Given 32 players of different skill, how would you go about finding the second most skilled player and how many games would it take?

Let No8 be the set of positive integers that do not contain the digit 8. For example, \(123456790\in \text{No8}\) but \(1234567890\not\in \text{No}8\). Show that \[ \sum_{n\in \text{No8}}\frac1n < 80. \] The bound in the above inequality is not the best possible; what is the best upper bound that you can find for \(\sum_{n\in \text{No8}}\frac1n\)?

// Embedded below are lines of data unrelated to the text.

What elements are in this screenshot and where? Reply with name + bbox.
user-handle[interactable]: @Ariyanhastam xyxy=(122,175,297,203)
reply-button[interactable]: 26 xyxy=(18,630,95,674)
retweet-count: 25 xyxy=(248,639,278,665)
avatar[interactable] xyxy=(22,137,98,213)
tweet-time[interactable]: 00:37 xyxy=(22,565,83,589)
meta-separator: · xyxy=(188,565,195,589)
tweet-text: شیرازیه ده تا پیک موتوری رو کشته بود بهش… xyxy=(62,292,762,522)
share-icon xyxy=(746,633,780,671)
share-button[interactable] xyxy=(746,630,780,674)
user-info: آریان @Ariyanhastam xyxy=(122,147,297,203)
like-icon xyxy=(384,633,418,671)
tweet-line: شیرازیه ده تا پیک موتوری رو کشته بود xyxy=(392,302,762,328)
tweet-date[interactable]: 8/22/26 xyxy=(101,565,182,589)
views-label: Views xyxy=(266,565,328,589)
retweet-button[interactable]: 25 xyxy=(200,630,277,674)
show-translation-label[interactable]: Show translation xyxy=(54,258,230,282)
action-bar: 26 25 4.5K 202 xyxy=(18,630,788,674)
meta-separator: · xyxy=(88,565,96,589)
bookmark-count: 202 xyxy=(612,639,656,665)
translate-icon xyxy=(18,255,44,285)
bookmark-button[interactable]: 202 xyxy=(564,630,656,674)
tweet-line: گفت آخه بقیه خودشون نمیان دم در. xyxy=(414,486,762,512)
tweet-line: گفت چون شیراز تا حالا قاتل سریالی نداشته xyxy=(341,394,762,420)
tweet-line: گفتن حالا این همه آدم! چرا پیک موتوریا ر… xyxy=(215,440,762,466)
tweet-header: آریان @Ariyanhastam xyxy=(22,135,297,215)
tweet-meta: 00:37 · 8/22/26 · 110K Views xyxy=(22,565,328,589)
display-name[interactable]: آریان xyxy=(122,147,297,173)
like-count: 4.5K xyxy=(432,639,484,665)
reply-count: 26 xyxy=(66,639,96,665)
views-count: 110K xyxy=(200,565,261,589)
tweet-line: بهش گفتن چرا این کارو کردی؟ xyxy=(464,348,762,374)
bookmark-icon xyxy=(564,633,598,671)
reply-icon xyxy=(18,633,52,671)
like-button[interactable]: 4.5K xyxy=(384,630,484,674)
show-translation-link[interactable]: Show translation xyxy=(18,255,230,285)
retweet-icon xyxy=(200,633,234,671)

Monty Hall (if you're not familiar with Monty you should look him up on Google), having run out of cars and goats, has devised a new version of his `Let's Make a Deal' gameshow. In this game, there are two doors, with a different cash prize behind each. The values of the cash prizes are unknown, other than the fact that one cash prize is twice the value of the other one. You can choose one of the two doors to open, and you get the prize behind that door.

You toss a coin, and based on the coin toss, you choose door 1. You are about to open door 1, when Monty gives you the choice of switching to door 2. He explains that the prize behind door 2 is equally likely to be twice or half the value of the prize behind door 1 (since you tossed a fair coin), so if the prize behind door 1 is £X, the expected value of the other prize is \[ 0.5 \times £0.5X + 0.5 \times £2X = £1.25X, \] hence it makes sense to switch. Is his reasoning correct?

Google's basic online calculator
says that
\[
\begin{align*}
(\sqrt5+2)^{\frac13}& ~=~1.61803398875, \\
(\sqrt5-2)^{\frac13}& ~=~0.61803398875.
\end{align*}
\]
Are these two numbers *exactly* distance 1 apart and can you find any/all \((a,b)\in\mathbb{N}^2\)
with \[(\sqrt b+a)^{\frac13}-(\sqrt b-a)^{\frac13}=1?\]

[Guest problem by Dr. Alex Bloemendal of the Broad Institute of Harvard and M.I.T.]

It is a classical problem to use a biased coin which flips a head with probability \(p\in(0,1)\) to produce an experiment with two outcomes of equal probability (you are encouraged to think of how to do so, or look it up online).

Suppose that you are given a fair coin. For which \(p\in[0,1]\) can you use your fair coin to produce an experiment which has one outcome with probability exactly \(p\)?